En fin, para terminar, con esta «voz melancólica y añorante», de «expresión simbolista en que mundo y vivencia personal se enfrentan»,[1] hay que comentar que la poesía de José Antonio Labordeta es, quizá, entre todas sus actividades culturales la que nos muestra mejor su compromiso personal y vital con una realidad contradictoria: un mundo sin posible comunicación que conduce, inevitablemente, a una gran angustia existencial, de la que surge, como necesario equilibrio mental, la esperanza a través de la transformación (más personal que social, más profunda que coyuntural) de todos y cada uno de nosotros. El escepticismo labordetiano —impuesto por un fatal lastre de marginalidad— termina desconfiando tanto de las ideas como de los hombres que pretenden llevarlas a efecto, porque el ser político tiende, necesariamente, a la corrupción moral. Y de esto sabe mucho José Antonio. La transformación social no vendrá por la sustitución de unos nombres por otros, sino por la solidaridad cósmica con el paisaje, con sus gentes, con la vida. Él, como nadie, supo captar la tristeza y la desolación de quien tiene que abandonar sus raíces.

El sentimiento se hace universal; nadie como él ha definido el contraste de esta tierra entre la esperanza y el desasosiego, entre la utopía y la desesperación (las canciones «Ya ves» y »Somos» son un buen ejemplo).

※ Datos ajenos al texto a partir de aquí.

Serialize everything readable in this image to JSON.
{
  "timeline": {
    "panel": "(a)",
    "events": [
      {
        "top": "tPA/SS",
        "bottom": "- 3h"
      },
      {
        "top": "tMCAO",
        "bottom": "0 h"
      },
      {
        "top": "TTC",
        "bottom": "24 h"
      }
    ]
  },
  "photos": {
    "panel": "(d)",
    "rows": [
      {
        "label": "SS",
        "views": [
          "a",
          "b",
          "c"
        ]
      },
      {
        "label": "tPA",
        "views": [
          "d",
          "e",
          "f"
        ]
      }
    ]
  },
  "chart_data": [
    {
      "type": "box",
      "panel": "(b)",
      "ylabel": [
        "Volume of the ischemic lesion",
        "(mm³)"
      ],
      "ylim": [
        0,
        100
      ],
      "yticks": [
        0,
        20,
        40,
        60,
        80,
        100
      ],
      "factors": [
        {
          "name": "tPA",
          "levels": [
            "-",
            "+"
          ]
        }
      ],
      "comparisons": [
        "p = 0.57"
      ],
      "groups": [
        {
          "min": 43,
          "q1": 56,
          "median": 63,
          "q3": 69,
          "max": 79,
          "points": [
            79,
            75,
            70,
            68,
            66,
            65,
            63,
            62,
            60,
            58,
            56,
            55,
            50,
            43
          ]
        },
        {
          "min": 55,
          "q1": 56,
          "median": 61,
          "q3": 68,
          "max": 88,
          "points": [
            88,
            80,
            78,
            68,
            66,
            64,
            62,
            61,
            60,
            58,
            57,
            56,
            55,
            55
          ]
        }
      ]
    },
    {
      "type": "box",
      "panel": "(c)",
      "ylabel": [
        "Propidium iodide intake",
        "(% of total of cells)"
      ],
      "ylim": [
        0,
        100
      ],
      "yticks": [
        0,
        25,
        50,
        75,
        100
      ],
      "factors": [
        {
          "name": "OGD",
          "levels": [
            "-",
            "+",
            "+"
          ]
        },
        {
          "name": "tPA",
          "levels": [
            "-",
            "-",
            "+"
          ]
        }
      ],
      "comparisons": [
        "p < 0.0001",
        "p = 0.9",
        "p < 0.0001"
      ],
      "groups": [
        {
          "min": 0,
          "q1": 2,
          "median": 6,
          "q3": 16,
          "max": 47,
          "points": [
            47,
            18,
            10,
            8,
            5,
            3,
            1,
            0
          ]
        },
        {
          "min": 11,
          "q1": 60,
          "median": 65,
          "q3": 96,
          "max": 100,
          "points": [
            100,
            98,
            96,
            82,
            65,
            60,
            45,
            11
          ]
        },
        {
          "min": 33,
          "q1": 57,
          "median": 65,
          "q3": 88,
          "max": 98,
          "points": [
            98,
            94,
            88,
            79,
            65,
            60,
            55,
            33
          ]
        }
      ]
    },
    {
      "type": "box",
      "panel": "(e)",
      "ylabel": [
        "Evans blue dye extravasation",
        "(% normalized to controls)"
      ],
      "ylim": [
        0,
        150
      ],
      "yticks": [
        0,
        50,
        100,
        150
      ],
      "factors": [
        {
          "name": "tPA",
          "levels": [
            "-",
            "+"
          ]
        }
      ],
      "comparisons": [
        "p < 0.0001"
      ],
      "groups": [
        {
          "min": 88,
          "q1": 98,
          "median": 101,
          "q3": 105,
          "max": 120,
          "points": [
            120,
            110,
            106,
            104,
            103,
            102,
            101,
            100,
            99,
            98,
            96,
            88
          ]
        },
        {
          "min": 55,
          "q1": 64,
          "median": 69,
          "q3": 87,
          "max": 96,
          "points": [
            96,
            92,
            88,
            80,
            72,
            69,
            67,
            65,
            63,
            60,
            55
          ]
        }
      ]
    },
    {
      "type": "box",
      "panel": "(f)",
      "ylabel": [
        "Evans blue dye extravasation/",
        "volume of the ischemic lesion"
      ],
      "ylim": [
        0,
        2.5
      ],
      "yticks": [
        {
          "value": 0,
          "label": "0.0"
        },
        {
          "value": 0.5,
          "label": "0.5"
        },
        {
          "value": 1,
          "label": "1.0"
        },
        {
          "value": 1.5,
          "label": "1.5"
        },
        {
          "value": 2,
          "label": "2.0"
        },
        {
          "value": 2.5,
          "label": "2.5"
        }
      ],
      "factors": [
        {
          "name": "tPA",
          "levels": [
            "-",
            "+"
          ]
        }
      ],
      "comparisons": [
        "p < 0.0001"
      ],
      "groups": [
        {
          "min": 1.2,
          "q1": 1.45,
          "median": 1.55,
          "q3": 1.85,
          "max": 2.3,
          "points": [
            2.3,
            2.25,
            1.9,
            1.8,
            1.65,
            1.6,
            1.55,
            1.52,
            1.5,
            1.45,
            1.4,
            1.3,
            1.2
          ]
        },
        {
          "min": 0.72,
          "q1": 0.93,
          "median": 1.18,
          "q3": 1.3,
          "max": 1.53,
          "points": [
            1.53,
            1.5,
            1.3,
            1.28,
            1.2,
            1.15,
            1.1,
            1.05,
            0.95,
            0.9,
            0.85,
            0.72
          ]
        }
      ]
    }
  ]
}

Voy a incluir dos poemas inéditos. El primero fue desestimado del original que inicialmente se tituló Hablando por hablar y que, finalmente, fue publicado como Cantar y callar (que incluía poesía y letras de canciones, además de un disco con cuatro temas); el segundo se incluía en el autógrafo de Treinta y cinco veces uno, un libro concebido como un homenaje a su hermano Miguel, que tuvo muchos retrasos por culpa de la censura y que fue publicado con, al menos, dos poemas, menos de los que inicialmente componían el poemario. El primero habla de la vista desde la catedral de la vieja ciudad en la que nací; la segunda de ese Teruel que tanto ayudó a construir desde la dura tarea de hacer que sus gentes creyeran en él y en sus posibilidades a través de la educación y la instrucción.


Jaca[2]

 

Se hizo el silencio Dios. Se hizo el silencio

sobre la propia piedra:

graníticas miradas, desde el atrio sombrío,

nos contemplan. Rudo es el campanario

que hacia Oroel ―esa quilla de dioses desterrados―

alza, melancólico, su canto.

(Aquí el llanto del hombre

no te abruma). (Lo que sí te estremece

es el amplio horizonte

que se llama Francia).


San Julián. (El barrio)[3]

 

Aquí nace la yedra

sobre el muro.

Sobre el muro

crece el barro, la arcilla

y el niño entristecido por la tarde.

Aquí crecen las madres

a la puesta del sol

al tiempo que se arañan

desde el monte cercano

unas borrajas raquíticas y pobres

para hacerse entender

por campesinos.

Se canta al sol,

al yeso, a los pájaros lejanos

y a la nube mudéjar

que sobre su pedestal

seguirá los mojones de casas

surgidas de la tierra

como grumos. Luego, cuando anochece,

las pobres luminarias ciudadanas

atesoran los ojos de los perros,

hortelanos batidos en la grieta.

Y en el silencio

nadie recuerda ya

el nombre de aquel viejo

que por primera vez

aró las enramadas, los barros,

y levantó del suelo

estas pobres y tristes masadas.



[1]      Rosendo Tello, «Introducción» a Orejudín, Zaragoza, DGA, 199, p. 52.

[2]      Este poema formaba parte inicialmente del libro Cantar y callar (Zaragoza, colección Fuendetodos, 1972), que se tituló, en sus primeras versiones, Hablando por hablar.

[3]      Incluido en el autógrafo de Treinta y cinco veces cinco y marcado con un interrogante, por lo que se desechó de la versión definitiva. Fechado en Teruel, el 11-12-29.